Was können wir von deinem Album erwarten? Bist nur du auf dem Album zu hören oder werden dich noch andere Musiker unterstützen? Denn auf der Bühne bist es schließlich nur du.
Ich glaube ich habe eine sehr gefühlsbetonte Live-Show. Ich packe alle meine Gefühle die ich habe dort rein. Aber wie gesagt, das passiert live und spontan. Und das ist das Schwierige beim Aufnahmeprozess. Ich will dieses magische von den Live-Shows irgendwie aufrechterhalten. Auf dem Album werden bei manchen Songs aber auch andere Musiker zu hören sein. Im Grund genommen versuche ich es aber so gut es geht auf das Wesentliche zu beschränken.
Werden die Demos, die du bisher auf deinen Konzerten rausgegeben hast, auch den Weg auf das Album finden?
Das ist die Frage. Ich hätte sie schon gerne auf dem Album. Aber ich müsste sie vielleicht nochmals aufnehmen. „Lusty Dusty“ und „Montreal“ sind gut so wie sie sind. Und „Billy Joel“ habe ich eigentlich auch sehr gerne. Vielleicht wäre es besser diese Songs überhaupt nicht mehr anzufassen und sie einfach so zu lassen wie sie sind. Aber sie sind eben etwas älter und es stellt sich die Frage, ob sie noch gut genug für das Album sind. Aber diese Entscheidungen fälle ich, wenn ich alle Songs fertig aufgenommen habe, um an Ende auch wirklich ein stimmiges Album zu haben.
Was für eine Erwartung hast du selbst an dein neues Album?
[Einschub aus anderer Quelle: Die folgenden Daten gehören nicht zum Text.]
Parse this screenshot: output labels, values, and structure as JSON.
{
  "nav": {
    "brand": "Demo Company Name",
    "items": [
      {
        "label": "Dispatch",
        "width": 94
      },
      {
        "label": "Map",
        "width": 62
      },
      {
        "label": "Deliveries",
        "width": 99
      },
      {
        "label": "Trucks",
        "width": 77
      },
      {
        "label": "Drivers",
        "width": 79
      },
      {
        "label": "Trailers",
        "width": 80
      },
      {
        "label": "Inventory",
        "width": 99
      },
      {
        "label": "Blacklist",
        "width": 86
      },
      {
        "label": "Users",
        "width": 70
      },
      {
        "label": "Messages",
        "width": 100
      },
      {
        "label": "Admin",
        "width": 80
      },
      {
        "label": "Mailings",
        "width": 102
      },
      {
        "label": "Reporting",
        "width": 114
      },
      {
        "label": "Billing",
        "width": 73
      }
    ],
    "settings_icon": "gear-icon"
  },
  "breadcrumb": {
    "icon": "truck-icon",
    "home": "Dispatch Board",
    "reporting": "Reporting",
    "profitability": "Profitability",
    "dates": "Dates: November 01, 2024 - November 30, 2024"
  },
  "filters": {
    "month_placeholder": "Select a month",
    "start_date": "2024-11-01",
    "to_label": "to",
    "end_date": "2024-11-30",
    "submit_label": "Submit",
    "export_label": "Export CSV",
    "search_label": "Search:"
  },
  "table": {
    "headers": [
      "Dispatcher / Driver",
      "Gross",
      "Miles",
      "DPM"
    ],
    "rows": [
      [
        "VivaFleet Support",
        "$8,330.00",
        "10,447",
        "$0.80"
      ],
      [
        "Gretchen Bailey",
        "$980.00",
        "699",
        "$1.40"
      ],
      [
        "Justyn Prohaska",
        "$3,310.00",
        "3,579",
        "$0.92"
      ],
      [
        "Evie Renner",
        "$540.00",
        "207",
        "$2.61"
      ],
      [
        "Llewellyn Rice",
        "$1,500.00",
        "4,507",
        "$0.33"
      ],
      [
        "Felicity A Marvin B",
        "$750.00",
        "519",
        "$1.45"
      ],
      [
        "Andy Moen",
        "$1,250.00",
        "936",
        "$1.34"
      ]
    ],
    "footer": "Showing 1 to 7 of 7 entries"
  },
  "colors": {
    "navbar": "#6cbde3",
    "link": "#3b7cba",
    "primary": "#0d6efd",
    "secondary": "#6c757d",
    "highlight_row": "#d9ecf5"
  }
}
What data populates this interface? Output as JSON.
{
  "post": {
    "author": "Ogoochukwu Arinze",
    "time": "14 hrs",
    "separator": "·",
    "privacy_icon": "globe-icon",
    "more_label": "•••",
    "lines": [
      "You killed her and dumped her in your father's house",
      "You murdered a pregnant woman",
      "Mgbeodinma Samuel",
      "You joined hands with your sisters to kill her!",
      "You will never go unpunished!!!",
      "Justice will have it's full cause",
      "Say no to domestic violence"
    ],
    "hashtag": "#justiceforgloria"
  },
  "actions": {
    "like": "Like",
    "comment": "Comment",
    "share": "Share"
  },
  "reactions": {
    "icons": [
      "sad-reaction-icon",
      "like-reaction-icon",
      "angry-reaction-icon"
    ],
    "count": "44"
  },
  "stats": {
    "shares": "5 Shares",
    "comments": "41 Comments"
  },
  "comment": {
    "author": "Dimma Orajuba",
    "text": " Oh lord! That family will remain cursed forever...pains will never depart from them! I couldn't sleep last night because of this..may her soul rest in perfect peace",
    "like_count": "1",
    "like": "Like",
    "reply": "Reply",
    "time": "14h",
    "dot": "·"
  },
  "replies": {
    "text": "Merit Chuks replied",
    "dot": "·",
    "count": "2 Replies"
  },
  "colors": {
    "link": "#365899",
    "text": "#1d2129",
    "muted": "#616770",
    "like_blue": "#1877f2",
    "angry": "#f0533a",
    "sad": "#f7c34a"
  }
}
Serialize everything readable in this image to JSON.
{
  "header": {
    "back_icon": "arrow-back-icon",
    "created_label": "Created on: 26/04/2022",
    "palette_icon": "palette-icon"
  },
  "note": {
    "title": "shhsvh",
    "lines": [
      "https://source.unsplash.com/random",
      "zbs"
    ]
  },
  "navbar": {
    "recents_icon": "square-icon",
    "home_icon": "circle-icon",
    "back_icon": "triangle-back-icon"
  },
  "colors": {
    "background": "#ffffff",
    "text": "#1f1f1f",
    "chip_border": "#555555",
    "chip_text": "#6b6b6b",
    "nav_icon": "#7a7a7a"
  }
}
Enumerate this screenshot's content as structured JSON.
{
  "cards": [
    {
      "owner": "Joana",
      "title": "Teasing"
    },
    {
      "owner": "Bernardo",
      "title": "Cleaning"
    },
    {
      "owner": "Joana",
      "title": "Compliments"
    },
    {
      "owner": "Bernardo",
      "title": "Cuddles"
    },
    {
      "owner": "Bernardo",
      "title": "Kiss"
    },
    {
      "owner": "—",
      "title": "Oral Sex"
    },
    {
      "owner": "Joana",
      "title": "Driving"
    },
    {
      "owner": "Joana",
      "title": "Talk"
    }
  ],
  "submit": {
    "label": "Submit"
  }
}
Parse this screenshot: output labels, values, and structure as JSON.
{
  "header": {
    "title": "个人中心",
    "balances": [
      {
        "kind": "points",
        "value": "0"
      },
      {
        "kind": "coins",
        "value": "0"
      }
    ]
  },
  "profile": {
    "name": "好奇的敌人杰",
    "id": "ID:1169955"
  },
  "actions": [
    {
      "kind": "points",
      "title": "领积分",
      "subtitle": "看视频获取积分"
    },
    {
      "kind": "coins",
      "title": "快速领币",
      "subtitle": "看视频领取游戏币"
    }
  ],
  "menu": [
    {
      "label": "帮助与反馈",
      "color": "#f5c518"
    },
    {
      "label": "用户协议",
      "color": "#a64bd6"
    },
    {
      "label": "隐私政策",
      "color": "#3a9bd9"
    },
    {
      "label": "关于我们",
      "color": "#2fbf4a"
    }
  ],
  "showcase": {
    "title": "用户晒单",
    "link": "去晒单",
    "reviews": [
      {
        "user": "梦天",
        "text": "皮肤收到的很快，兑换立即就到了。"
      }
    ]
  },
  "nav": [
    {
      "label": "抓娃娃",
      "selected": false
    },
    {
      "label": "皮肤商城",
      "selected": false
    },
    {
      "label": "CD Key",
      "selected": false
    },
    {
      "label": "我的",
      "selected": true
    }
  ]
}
Willst du vor großen Menschenmengen spielen oder präferierst du doch lieber die kleinen Clubs in denen du den Menschen näher sein kannst? Wie wichtig ist Erfolg generell für dich?
Natürlich ist Erfolg schon wichtig. Aber ich glaube ganz fest daran, dass man sich Erfolg hart erarbeiten und verdienen muss. Es ist auch klar, dass man nicht gleich einen Monat nach Albumveröffentlichung auf der großen Bühne steht. Ich finde es sehr wichtig in diesen kleinen Clubs zu spielen. Ich will alles langsam aufbauen. Es soll einfach ein natürlicher Prozess werden. Und ein Album macht es mir möglich Festivals zu spielen. Ich habe dann etwas Offizielles und nicht mehr nur meine Live-Show und meine Demos. Ich habe dann etwas Konkretes. Das ist toll.
Vielen Dank, dass du dir die Zeit genommen hast. Viel Spaß bei der Show.